To recap, “At a hearing Wednesday, House Energy and Commerce Committee chairman Henry Waxman, a California Democrat, and Health Subcommittee chairman Frank Pallone, a New Jersey Democrat, called on baseball and its players to agree to bar major leaguers from using chew, dip or similar products during games.”
To get this out of the way now, I do not chew, I have never tried it and I never will. I think chewing is one of the most disgusting habits on the planet.
Yet none of that means I want Congress wasting its time on chewing tobacco in baseball or any other sport.
Actually, a little known fact is that probably more professional hockey players chew than baseball. When I lived on the Las Vegas Wranglers’ team bus last year, I’d say about half the team chewed nonstop.
Back to the point, why is Congress so worked up about this issue? And why now?
None of this makes any sense.
Sure, I get the whole “we don’t want little kids emulating their MLB heroes and sticking chew in their back pockets” thing. That is partly why MLB players are not allowed to smoke in uniform and why chewing tobacco is banned in the minor leagues.
Newsflash for our lawmakers -- the use of chewing tobacco is still rampant in the minor leagues (I’ve witnessed it firsthand) and you all really struck out hard on the steroids issues.

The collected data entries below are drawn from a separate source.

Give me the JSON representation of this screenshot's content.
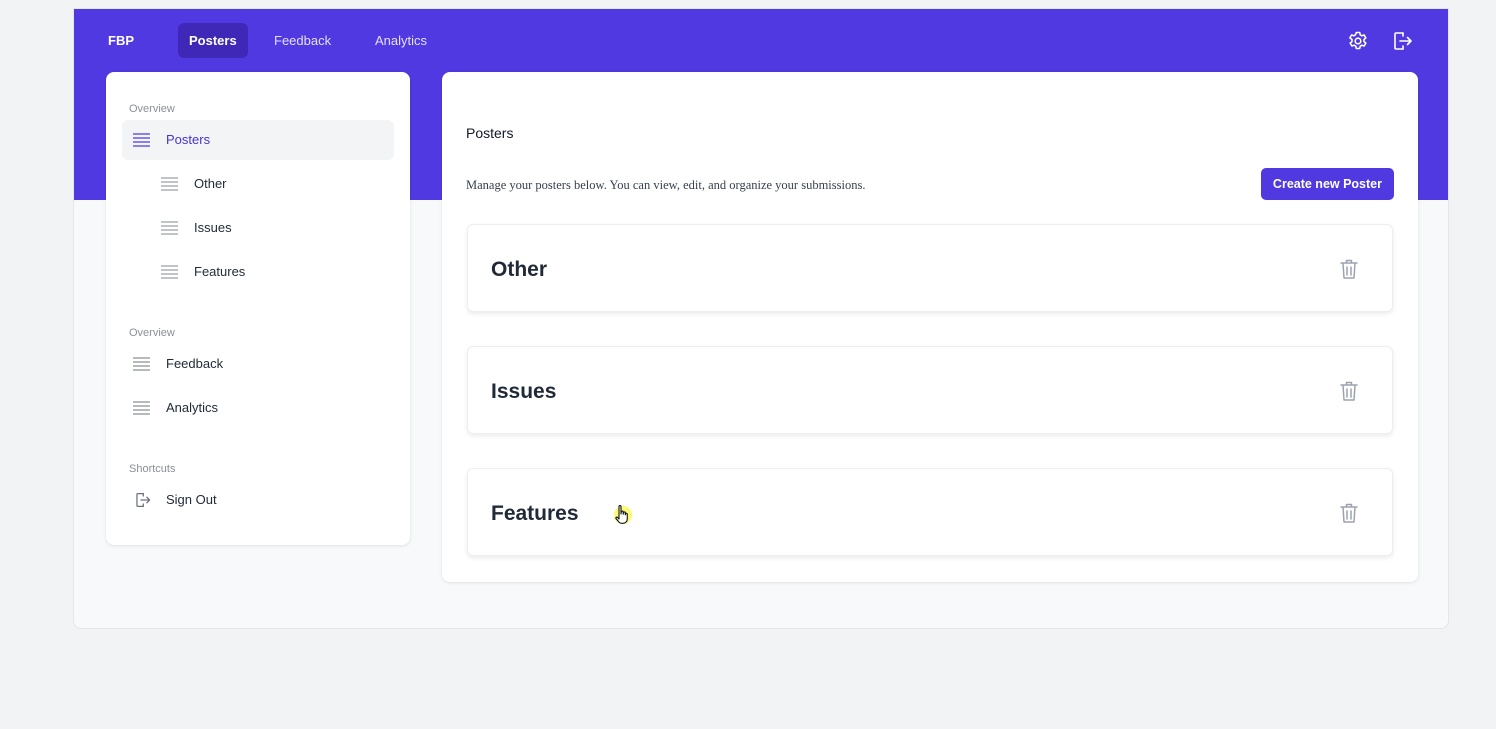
{
  "nav": {
    "brand": "FBP",
    "tabs": [
      {
        "label": "Posters",
        "active": true
      },
      {
        "label": "Feedback",
        "active": false
      },
      {
        "label": "Analytics",
        "active": false
      }
    ],
    "icons": [
      "settings-icon",
      "logout-icon"
    ]
  },
  "sidebar": {
    "sections": [
      {
        "label": "Overview"
      },
      {
        "label": "Overview"
      },
      {
        "label": "Shortcuts"
      }
    ],
    "items": [
      {
        "label": "Posters",
        "icon": "list-icon",
        "active": true
      },
      {
        "label": "Other",
        "icon": "list-icon"
      },
      {
        "label": "Issues",
        "icon": "list-icon"
      },
      {
        "label": "Features",
        "icon": "list-icon"
      },
      {
        "label": "Feedback",
        "icon": "list-icon"
      },
      {
        "label": "Analytics",
        "icon": "list-icon"
      },
      {
        "label": "Sign Out",
        "icon": "logout-icon"
      }
    ]
  },
  "main": {
    "title": "Posters",
    "description": "Manage your posters below. You can view, edit, and organize your submissions.",
    "create_label": "Create new Poster",
    "posters": [
      {
        "title": "Other"
      },
      {
        "title": "Issues"
      },
      {
        "title": "Features"
      }
    ]
  },
  "colors": {
    "accent": "#5039e0",
    "accent_dark": "#3f28b8",
    "background": "#f2f3f5"
  }
}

Frankly, if the taste of chew, the massive health problems it causes and the fact that no respectable girl will kiss you after chewing is not enough of a deterrent, then nothing Congress says will stop a 12-year-old from picking up his first pouch.
My favorite out-of-touch quotation in this story comes from Anna Eshoo, a California Democrat, who asked, "Why don't they just chew gum if they feel the need to chew something?"
I don’t know, Anna, why don’t baseball players just eat more protein rather than inject themselves with steroids if they need to grow bigger muscles?
My real issue with all of this is that it leads to a slippery slope of moral judgments on our athletes and the influence they have on children.
Will Congress ban tattoos and piercings next?
If they are so worried about health risks, I think Congress should take a hard look at the fried food served in public school cafeterias instead of what professional athletes put in their bodies.
By the way, happy tax day. Great to know your dollars are funding meetings like this one, right?